Saakashvili set out his views on Friday in a piece written for Politico, titled: ‘I am a political prisoner in Georgia, and I am dying.’ The article largely focuses on his purported struggle against Putin, with the ex-leader claiming he continues "to defend democracy against Putin and his allies" even from his jail cell.
Saakashvili argued that "democracy" is again under threat in Georgia and elsewhere, accusing the ruling Georgian Dream party of doing Putin’s bidding and showing "solidarity with Russia."
The government, which has abstained from joining anti-Russia sanctions over the conflict between Moscow and Kiev, should do more to support Ukraine, he wrote.
"While there is, of course, legitimate apprehension about being openly hostile to the Kremlin given the danger Georgia faces, the vast majority of Georgians support the Ukrainian cause," Saakashvili asserted.

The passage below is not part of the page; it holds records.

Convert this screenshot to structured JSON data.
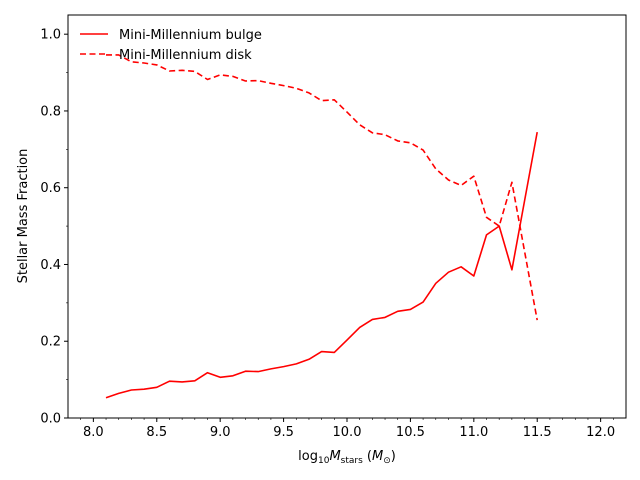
{
  "chart_data": {
    "type": "line",
    "xlabel_prefix": "log",
    "xlabel_sub1": "10",
    "xlabel_main": "M",
    "xlabel_sub2": "stars",
    "xlabel_unit_open": " (",
    "xlabel_unit_main": "M",
    "xlabel_unit_sub": "⊙",
    "xlabel_unit_close": ")",
    "ylabel": "Stellar Mass Fraction",
    "xlim": [
      7.8,
      12.2
    ],
    "ylim": [
      0.0,
      1.05
    ],
    "xticks": [
      8.0,
      8.5,
      9.0,
      9.5,
      10.0,
      10.5,
      11.0,
      11.5,
      12.0
    ],
    "xtick_labels": [
      "8.0",
      "8.5",
      "9.0",
      "9.5",
      "10.0",
      "10.5",
      "11.0",
      "11.5",
      "12.0"
    ],
    "yticks": [
      0.0,
      0.2,
      0.4,
      0.6,
      0.8,
      1.0
    ],
    "ytick_labels": [
      "0.0",
      "0.2",
      "0.4",
      "0.6",
      "0.8",
      "1.0"
    ],
    "legend_position": "top-left",
    "series": [
      {
        "name": "Mini-Millennium bulge",
        "color": "#ff0000",
        "style": "solid",
        "x": [
          8.1,
          8.2,
          8.3,
          8.4,
          8.5,
          8.6,
          8.7,
          8.8,
          8.9,
          9.0,
          9.1,
          9.2,
          9.3,
          9.4,
          9.5,
          9.6,
          9.7,
          9.8,
          9.9,
          10.0,
          10.1,
          10.2,
          10.3,
          10.4,
          10.5,
          10.6,
          10.7,
          10.8,
          10.9,
          11.0,
          11.1,
          11.2,
          11.3,
          11.4,
          11.5
        ],
        "y": [
          0.053,
          0.064,
          0.073,
          0.075,
          0.08,
          0.096,
          0.094,
          0.097,
          0.118,
          0.106,
          0.11,
          0.122,
          0.121,
          0.128,
          0.134,
          0.141,
          0.153,
          0.173,
          0.171,
          0.203,
          0.236,
          0.257,
          0.262,
          0.278,
          0.283,
          0.302,
          0.351,
          0.38,
          0.394,
          0.37,
          0.477,
          0.5,
          0.386,
          0.565,
          0.745
        ]
      },
      {
        "name": "Mini-Millennium disk",
        "color": "#ff0000",
        "style": "dashed",
        "x": [
          8.1,
          8.2,
          8.3,
          8.4,
          8.5,
          8.6,
          8.7,
          8.8,
          8.9,
          9.0,
          9.1,
          9.2,
          9.3,
          9.4,
          9.5,
          9.6,
          9.7,
          9.8,
          9.9,
          10.0,
          10.1,
          10.2,
          10.3,
          10.4,
          10.5,
          10.6,
          10.7,
          10.8,
          10.9,
          11.0,
          11.1,
          11.2,
          11.3,
          11.4,
          11.5
        ],
        "y": [
          0.946,
          0.946,
          0.928,
          0.925,
          0.92,
          0.904,
          0.906,
          0.903,
          0.882,
          0.894,
          0.89,
          0.878,
          0.879,
          0.872,
          0.866,
          0.859,
          0.847,
          0.827,
          0.829,
          0.797,
          0.764,
          0.743,
          0.738,
          0.722,
          0.717,
          0.698,
          0.649,
          0.62,
          0.606,
          0.63,
          0.523,
          0.5,
          0.614,
          0.435,
          0.255
        ]
      }
    ]
  }
}
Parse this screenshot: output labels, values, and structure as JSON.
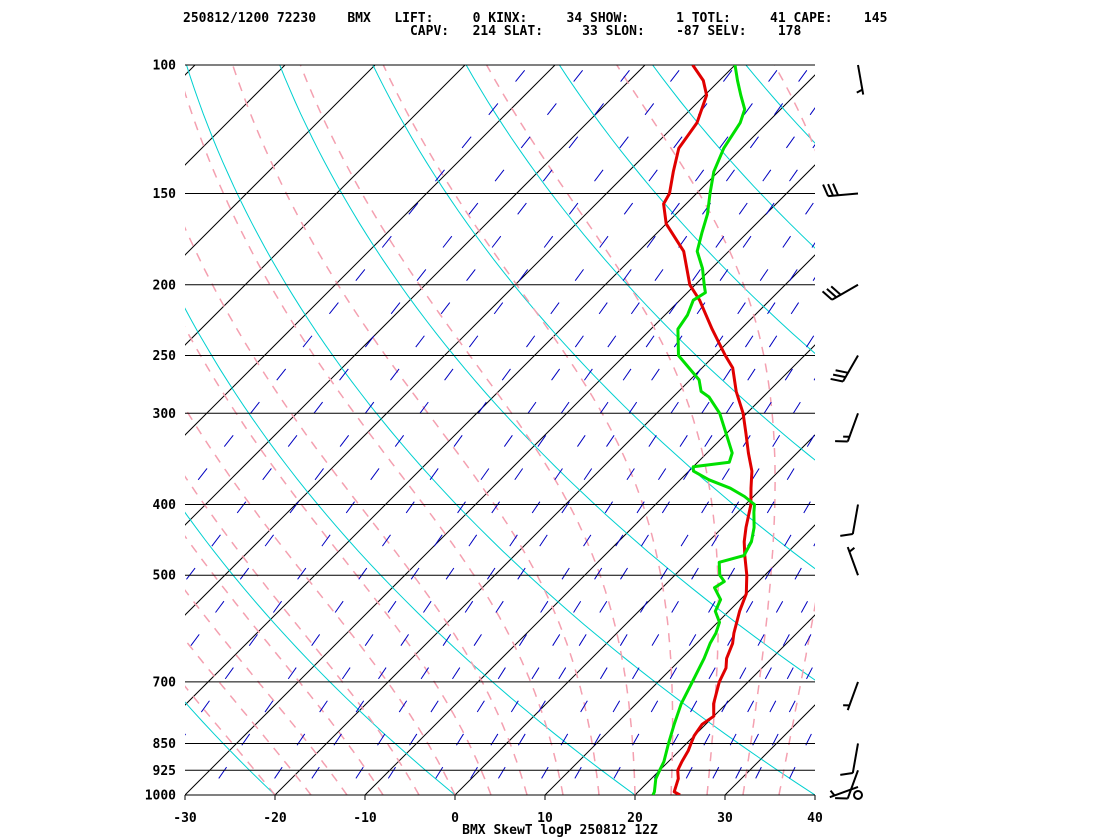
{
  "header": {
    "line1": "250812/1200 72230    BMX   LIFT:     0 KINX:     34 SHOW:      1 TOTL:     41 CAPE:    145",
    "line2": "                             CAPV:   214 SLAT:     33 SLON:    -87 SELV:    178"
  },
  "footer": {
    "title": "BMX SkewT logP 250812 12Z"
  },
  "colors": {
    "temperature": "#e00000",
    "dewpoint": "#00e000",
    "isotherm": "#000000",
    "dry_adiabat": "#00d0d0",
    "moist_adiabat": "#f4a0b0",
    "mixing_ratio": "#0000c0"
  },
  "chart_data": {
    "type": "line",
    "subtype": "skew-T log-P",
    "xlabel": "",
    "ylabel": "",
    "xlim": [
      -30,
      40
    ],
    "ylim": [
      1000,
      100
    ],
    "y_scale": "log",
    "grid": true,
    "x_ticks": [
      -30,
      -20,
      -10,
      0,
      10,
      20,
      30,
      40
    ],
    "x_tick_labels": [
      "-30",
      "-20",
      "-10",
      "0",
      "10",
      "20",
      "30",
      "40"
    ],
    "pressure_levels": [
      100,
      150,
      200,
      250,
      300,
      400,
      500,
      700,
      850,
      925,
      1000
    ],
    "pressure_labels": [
      "100",
      "150",
      "200",
      "250",
      "300",
      "400",
      "500",
      "700",
      "850",
      "925",
      "1000"
    ],
    "series": [
      {
        "key": "temperature",
        "p": [
          1000,
          990,
          950,
          925,
          900,
          870,
          850,
          830,
          800,
          780,
          750,
          700,
          670,
          650,
          620,
          600,
          560,
          530,
          500,
          470,
          450,
          430,
          400,
          380,
          360,
          340,
          320,
          300,
          280,
          260,
          250,
          230,
          210,
          200,
          180,
          165,
          155,
          150,
          140,
          130,
          120,
          110,
          105,
          100
        ],
        "t": [
          25.0,
          24.0,
          23.0,
          22.0,
          21.5,
          21.0,
          20.5,
          20.0,
          19.6,
          20.0,
          18.6,
          16.8,
          16.0,
          15.0,
          14.0,
          13.0,
          11.2,
          10.0,
          8.0,
          5.6,
          4.0,
          2.6,
          0.6,
          -1.2,
          -3.0,
          -5.4,
          -7.8,
          -10.4,
          -13.6,
          -16.6,
          -18.8,
          -23.2,
          -27.8,
          -30.6,
          -35.0,
          -40.0,
          -42.5,
          -43.0,
          -45.0,
          -47.0,
          -47.8,
          -49.8,
          -51.8,
          -54.7
        ]
      },
      {
        "key": "dewpoint",
        "p": [
          1000,
          990,
          950,
          925,
          900,
          850,
          800,
          750,
          700,
          650,
          620,
          600,
          580,
          560,
          540,
          520,
          510,
          500,
          480,
          470,
          450,
          430,
          410,
          400,
          390,
          380,
          370,
          360,
          355,
          350,
          340,
          320,
          300,
          285,
          280,
          270,
          250,
          230,
          220,
          210,
          205,
          200,
          190,
          180,
          170,
          160,
          150,
          140,
          130,
          120,
          115,
          110,
          105,
          100
        ],
        "t": [
          22.0,
          21.8,
          20.5,
          20.0,
          19.5,
          18.0,
          16.5,
          15.0,
          13.8,
          12.5,
          11.5,
          11.0,
          10.2,
          8.5,
          7.8,
          5.8,
          6.2,
          5.0,
          3.5,
          5.5,
          4.8,
          3.5,
          1.8,
          1.0,
          -1.0,
          -3.5,
          -6.8,
          -9.5,
          -10.0,
          -6.5,
          -7.2,
          -10.0,
          -13.0,
          -16.0,
          -17.5,
          -19.0,
          -24.0,
          -27.0,
          -27.5,
          -28.5,
          -28.0,
          -29.0,
          -31.0,
          -33.5,
          -35.0,
          -36.5,
          -38.5,
          -40.5,
          -42.0,
          -43.0,
          -44.0,
          -46.0,
          -48.0,
          -50.0
        ]
      }
    ],
    "wind_barbs": [
      {
        "p": 1000,
        "dir": 90,
        "speed_kt": 0,
        "calm": true
      },
      {
        "p": 975,
        "dir": 250,
        "speed_kt": 5
      },
      {
        "p": 925,
        "dir": 200,
        "speed_kt": 10
      },
      {
        "p": 850,
        "dir": 190,
        "speed_kt": 10
      },
      {
        "p": 700,
        "dir": 200,
        "speed_kt": 5
      },
      {
        "p": 500,
        "dir": 340,
        "speed_kt": 5
      },
      {
        "p": 400,
        "dir": 190,
        "speed_kt": 10
      },
      {
        "p": 300,
        "dir": 200,
        "speed_kt": 15
      },
      {
        "p": 250,
        "dir": 210,
        "speed_kt": 30
      },
      {
        "p": 200,
        "dir": 240,
        "speed_kt": 30
      },
      {
        "p": 150,
        "dir": 265,
        "speed_kt": 30
      },
      {
        "p": 100,
        "dir": 170,
        "speed_kt": 5
      }
    ]
  }
}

The former president, who rose to power in 2003 after the US-backed Rose Revolution and ruled Georgia until late 2013, defended his own record of establishing "democracy" in Georgia, noting that "after just months in power," he "was praised by leaders in Europe and the US for championing democracy and free markets."
Having fled the country after his second term in office, Saakashvili briefly relocated to the US, but moved to Ukraine just two years later, taking the role of governor of Odessa Region under then-president Pyotr Poroshenko.

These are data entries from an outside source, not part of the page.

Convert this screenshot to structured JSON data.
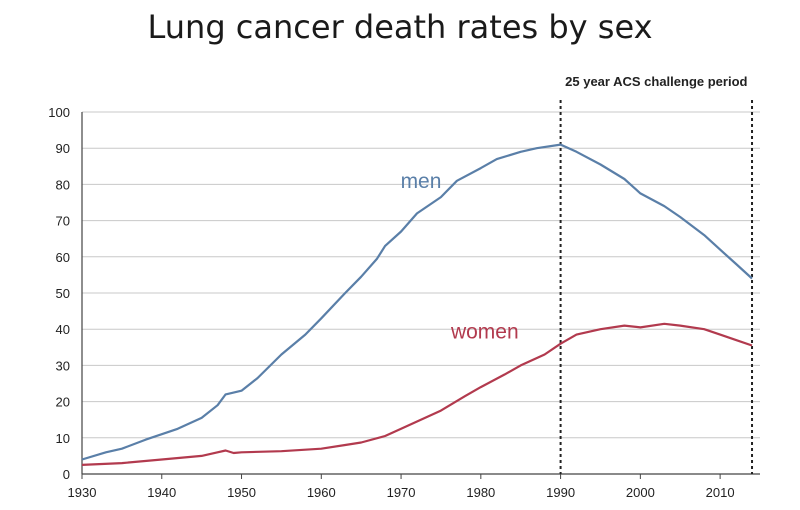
{
  "chart_data": {
    "type": "line",
    "title": "Lung cancer death rates by sex",
    "xlabel": "",
    "ylabel": "",
    "xlim": [
      1930,
      2015
    ],
    "ylim": [
      0,
      100
    ],
    "x_ticks": [
      1930,
      1940,
      1950,
      1960,
      1970,
      1980,
      1990,
      2000,
      2010
    ],
    "y_ticks": [
      0,
      10,
      20,
      30,
      40,
      50,
      60,
      70,
      80,
      90,
      100
    ],
    "grid": "horizontal",
    "annotation": {
      "text": "25 year ACS challenge period",
      "start_year": 1990,
      "end_year": 2014
    },
    "series": [
      {
        "name": "men",
        "color": "#5a7fa8",
        "x": [
          1930,
          1933,
          1935,
          1938,
          1940,
          1942,
          1945,
          1947,
          1948,
          1949,
          1950,
          1952,
          1955,
          1958,
          1960,
          1963,
          1965,
          1967,
          1968,
          1970,
          1972,
          1975,
          1977,
          1980,
          1982,
          1985,
          1987,
          1990,
          1992,
          1995,
          1998,
          2000,
          2003,
          2005,
          2008,
          2010,
          2012,
          2014
        ],
        "values": [
          4,
          6,
          7,
          9.5,
          11,
          12.5,
          15.5,
          19,
          22,
          22.5,
          23,
          26.5,
          33,
          38.5,
          43,
          50,
          54.5,
          59.5,
          63,
          67,
          72,
          76.5,
          81,
          84.5,
          87,
          89,
          90,
          91,
          89,
          85.5,
          81.5,
          77.5,
          74,
          71,
          66,
          62,
          58,
          54
        ]
      },
      {
        "name": "women",
        "color": "#b23a4e",
        "x": [
          1930,
          1935,
          1940,
          1945,
          1947,
          1948,
          1949,
          1950,
          1955,
          1960,
          1963,
          1965,
          1968,
          1970,
          1975,
          1978,
          1980,
          1983,
          1985,
          1988,
          1990,
          1992,
          1995,
          1998,
          2000,
          2003,
          2005,
          2008,
          2010,
          2012,
          2014
        ],
        "values": [
          2.5,
          3,
          4,
          5,
          6,
          6.5,
          5.8,
          6,
          6.3,
          7,
          8,
          8.7,
          10.5,
          12.5,
          17.5,
          21.5,
          24,
          27.5,
          30,
          33,
          36,
          38.5,
          40,
          41,
          40.5,
          41.5,
          41,
          40,
          38.5,
          37,
          35.5
        ]
      }
    ]
  }
}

Saakashvili returned to Georgia in late 2021, was arrested, and has remained behind bars ever since, with several pending criminal cases over alleged abuse of power and other offenses.
Several senior Georgian officials have alleged the ex-president was deliberately sent in by Kiev to destabilize the situation in the country, and even stage a coup.
The former leader also implied that the Russian president wants him to die in jail, claiming that his "martyrdom will certainly be considered a victory for Putin – a powerful symbol to all leaders in this region, and possibly the world, who fail to stand up to Russian imperialism."
Securing his release through putting pressure on Tbilisi, on the contrary, would deal a blow to the Russian president, Saakashvili asserted.
"If, however, the US Congress and the Biden administration can work with the EU to secure my release through sanctions, economic embargoes, the suspension of funding and visa restrictions, it will not only be another blow to Putin, but it will also send a strong signal that the US and Europe remain committed to the ideals of democracy, decency and justice," Saakashvili concluded.